Isis Ta-Hemdjert was buried in the Valley of the Queens, in tomb QV51. The tomb was described by Champollion, and is documented in Lepsius' Denkmahler. The construction of the tomb may have started during the reign of her husband King Ramesses III, but it was finished during the reign of her son Ramesses VI. The tomb had been looted in ancient times and is mentioned in the papyri regarding the tomb robberies during the 20th Dynasty.

The tomb consists of a corridor ending in a main hall with two side chambers. The corridor is decorated with scenes showing the queen before a variety of divinities including Ptah-Sokar, Atum and Osiris.

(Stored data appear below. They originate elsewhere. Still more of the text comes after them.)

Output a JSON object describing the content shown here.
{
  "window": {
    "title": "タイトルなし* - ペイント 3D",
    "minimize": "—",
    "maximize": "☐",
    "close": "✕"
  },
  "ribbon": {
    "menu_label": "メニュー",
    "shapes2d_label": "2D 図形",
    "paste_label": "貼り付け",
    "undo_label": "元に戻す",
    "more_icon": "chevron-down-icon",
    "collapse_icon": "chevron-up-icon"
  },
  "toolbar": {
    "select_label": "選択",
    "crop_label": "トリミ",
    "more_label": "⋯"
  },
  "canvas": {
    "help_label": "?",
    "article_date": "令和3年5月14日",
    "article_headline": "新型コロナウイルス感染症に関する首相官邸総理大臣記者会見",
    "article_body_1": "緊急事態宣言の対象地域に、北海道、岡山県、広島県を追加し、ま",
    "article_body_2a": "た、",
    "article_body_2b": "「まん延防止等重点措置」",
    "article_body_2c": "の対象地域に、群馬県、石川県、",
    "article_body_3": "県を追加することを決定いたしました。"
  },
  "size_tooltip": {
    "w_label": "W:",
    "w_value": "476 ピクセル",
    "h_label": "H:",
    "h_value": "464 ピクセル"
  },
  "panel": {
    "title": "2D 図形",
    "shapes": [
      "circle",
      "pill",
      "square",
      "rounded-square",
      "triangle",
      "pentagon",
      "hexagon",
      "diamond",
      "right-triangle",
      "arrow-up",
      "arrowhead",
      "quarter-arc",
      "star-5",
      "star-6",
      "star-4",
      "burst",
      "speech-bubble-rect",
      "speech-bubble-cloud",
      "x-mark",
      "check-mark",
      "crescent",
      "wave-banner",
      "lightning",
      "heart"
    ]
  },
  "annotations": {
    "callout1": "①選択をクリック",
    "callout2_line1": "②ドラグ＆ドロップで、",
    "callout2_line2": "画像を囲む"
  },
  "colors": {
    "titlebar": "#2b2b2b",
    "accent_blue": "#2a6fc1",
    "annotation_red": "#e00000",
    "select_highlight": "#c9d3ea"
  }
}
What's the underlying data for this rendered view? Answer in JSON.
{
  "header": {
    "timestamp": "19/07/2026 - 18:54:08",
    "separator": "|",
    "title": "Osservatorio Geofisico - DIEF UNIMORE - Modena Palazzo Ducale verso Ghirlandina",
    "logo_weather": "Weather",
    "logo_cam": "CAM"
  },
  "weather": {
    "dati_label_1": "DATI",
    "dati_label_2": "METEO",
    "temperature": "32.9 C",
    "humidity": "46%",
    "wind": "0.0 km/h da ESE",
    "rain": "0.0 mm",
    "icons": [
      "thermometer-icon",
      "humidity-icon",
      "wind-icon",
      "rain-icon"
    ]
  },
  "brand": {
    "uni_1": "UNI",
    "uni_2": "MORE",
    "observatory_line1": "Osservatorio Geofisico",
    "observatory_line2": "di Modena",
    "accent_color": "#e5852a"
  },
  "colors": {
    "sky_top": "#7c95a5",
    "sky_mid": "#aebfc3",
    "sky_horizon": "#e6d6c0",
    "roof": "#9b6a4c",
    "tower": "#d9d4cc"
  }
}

The outer jambs for the main hall contain a text by Ramesses VI. The queen appears before several gods, including Ptah. and hawk-god, the god Anhur-Shu and Atum. The side rooms are decorated with scenes showing a variety of goddesses including Neith, Serket, Isis, and Nephthys.

Fragments of a red granite sarcophagus were recovered during the excavations by Schiaparelli and are now in the Museo Egizio in Turin, Italy.

===Tomb Robbery===
Papyrus BM 10053 from Year 17 of Ramesses IX records that 8 of the workmen of Deir el-Medina had "been apprehended by the local authorities somewhere within the west Theban necropolis, and [were] duly escorted across the river to the main city of Thebes." The workmen were interrogated for robbing a royal tomb--that of Queen Isis or Iset Ta-Hemdjert here, Ramesses III's chief royal wife. They then disappear from history and were presumably executed by impalement for their crimes.